Suppose a journal editor rejects a manuscript with only one reviewer’s feedback, but the few comments the reviewer and editor made were almost entirely minor comments (e.g. “use these units for this figure axis”, or “this section heading is misleading”).
Suppose one author shows the feedback to several trusted faculty members at their institution who are familiar with the work, and they say it looks like the reviewer, the editor, or both are feeling threatened by the paper and may be trying to make sure it doesn’t get published quickly, if at all.
A similar question has been asked here (How to deal with an unethical editor?), except that question was asking about an editor who was making up comments for a reviewer. Suppose the authors have no reason to believe that the editor is making up comments for a reviewer, as in that question, but do have reason to think the editor may have too quickly dismissed the paper (after only one reviewer’s comments rather than waiting for the second reviewer, and based on very minor details that should have prompted minor revision). Suppose, for the sake of the question, that the editor and perhaps the first reviewer indeed appear to be acting in bad faith, which of course would be difficult, if not impossible, to prove. In other words, what if several experienced researchers suspected real foul play, rather than a grad student feeling miffed about a rejection?

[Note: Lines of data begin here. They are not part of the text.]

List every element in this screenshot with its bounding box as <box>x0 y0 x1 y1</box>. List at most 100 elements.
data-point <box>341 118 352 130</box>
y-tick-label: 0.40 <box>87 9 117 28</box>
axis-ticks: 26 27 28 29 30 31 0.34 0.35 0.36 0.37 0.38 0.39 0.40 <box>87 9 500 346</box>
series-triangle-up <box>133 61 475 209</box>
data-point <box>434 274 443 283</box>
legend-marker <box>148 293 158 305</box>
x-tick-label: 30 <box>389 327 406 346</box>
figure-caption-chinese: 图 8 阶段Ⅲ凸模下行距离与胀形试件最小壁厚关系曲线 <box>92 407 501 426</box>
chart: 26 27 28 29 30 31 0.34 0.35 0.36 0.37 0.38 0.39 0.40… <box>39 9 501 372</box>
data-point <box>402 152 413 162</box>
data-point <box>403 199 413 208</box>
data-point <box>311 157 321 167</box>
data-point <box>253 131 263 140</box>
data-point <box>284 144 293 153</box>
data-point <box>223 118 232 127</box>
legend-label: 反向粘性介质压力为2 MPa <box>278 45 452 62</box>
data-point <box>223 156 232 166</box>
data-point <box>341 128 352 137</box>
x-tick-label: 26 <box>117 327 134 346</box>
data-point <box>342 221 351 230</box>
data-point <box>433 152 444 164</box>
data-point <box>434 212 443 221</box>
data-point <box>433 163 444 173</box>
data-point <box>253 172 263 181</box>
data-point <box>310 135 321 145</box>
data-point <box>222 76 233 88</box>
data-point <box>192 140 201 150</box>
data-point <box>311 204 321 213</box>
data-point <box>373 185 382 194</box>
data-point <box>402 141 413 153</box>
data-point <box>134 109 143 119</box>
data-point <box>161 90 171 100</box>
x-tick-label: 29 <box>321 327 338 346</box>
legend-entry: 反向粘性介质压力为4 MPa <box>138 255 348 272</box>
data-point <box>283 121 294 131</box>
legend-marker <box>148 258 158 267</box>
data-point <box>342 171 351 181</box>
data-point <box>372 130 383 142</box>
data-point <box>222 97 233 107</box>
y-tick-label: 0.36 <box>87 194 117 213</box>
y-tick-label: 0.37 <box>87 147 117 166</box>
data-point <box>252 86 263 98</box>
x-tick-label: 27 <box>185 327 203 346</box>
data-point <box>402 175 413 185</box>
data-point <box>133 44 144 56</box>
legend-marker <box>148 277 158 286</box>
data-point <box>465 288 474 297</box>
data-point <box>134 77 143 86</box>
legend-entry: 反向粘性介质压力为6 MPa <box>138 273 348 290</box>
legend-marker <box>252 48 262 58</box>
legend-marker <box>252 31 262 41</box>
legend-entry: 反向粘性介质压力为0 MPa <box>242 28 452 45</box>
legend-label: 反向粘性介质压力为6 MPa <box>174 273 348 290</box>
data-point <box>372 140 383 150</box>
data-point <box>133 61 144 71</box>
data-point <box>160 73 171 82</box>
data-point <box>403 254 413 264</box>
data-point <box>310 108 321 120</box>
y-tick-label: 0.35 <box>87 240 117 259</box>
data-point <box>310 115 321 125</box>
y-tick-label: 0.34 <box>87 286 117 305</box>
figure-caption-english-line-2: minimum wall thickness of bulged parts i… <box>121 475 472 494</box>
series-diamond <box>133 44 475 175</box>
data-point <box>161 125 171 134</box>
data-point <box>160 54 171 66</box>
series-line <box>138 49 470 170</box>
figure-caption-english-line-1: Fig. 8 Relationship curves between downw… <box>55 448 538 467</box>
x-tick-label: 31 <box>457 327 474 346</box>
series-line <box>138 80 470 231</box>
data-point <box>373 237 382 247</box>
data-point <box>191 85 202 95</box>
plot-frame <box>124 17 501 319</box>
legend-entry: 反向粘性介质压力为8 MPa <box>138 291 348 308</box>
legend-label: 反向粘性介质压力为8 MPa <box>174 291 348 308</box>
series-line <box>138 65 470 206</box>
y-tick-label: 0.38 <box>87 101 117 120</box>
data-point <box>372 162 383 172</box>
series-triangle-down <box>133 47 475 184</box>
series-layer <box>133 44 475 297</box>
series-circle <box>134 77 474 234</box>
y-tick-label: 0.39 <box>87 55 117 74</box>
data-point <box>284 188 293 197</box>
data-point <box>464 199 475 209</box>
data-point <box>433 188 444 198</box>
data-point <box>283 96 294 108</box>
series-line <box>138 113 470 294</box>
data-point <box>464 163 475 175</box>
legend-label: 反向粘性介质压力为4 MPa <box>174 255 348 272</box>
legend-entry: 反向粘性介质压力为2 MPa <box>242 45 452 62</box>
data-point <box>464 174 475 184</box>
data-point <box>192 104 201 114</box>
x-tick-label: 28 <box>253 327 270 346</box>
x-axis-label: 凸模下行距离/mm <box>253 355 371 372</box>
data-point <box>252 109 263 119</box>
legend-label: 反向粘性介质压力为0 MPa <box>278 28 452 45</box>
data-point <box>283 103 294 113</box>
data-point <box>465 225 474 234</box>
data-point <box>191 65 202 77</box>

What options are available to the authors in such a situation? (This is not a “what should I do?” question.)
Background
This question is most useful to the community when it is asked generally, so I originally omitted details. Several have asked, so I am including vague details here, but my question is not about my colleague's situation — it's intended to be general.
I read the feedback. In my colleague's case, the editor rejected the paper based on the feedback from a single reviewer and their own reading of the manuscript — without waiting for the feedback from the second reviewer. Most of the comments were easily addressed (add a sentence here, change units on this figure, rephrase this confusing sentence there, etc.). A comment about some inconsistency in their approach seemed legitimate, and a section title was confusing. The first author, a grad student, sent the feedback to me and the faculty they talked with to see what we thought. There was absolutely nothing about the feedback that indicated it should have been rejected rather than sent back for revision. I'm also a grad student, so I do think much of my own opinion, plus it's not my field. Instead, I trust that the senior faculty who reviewed the feedback and called it highly unusual know what they are talking about. The editor was in a different (tangentially-related) field than that of the paper.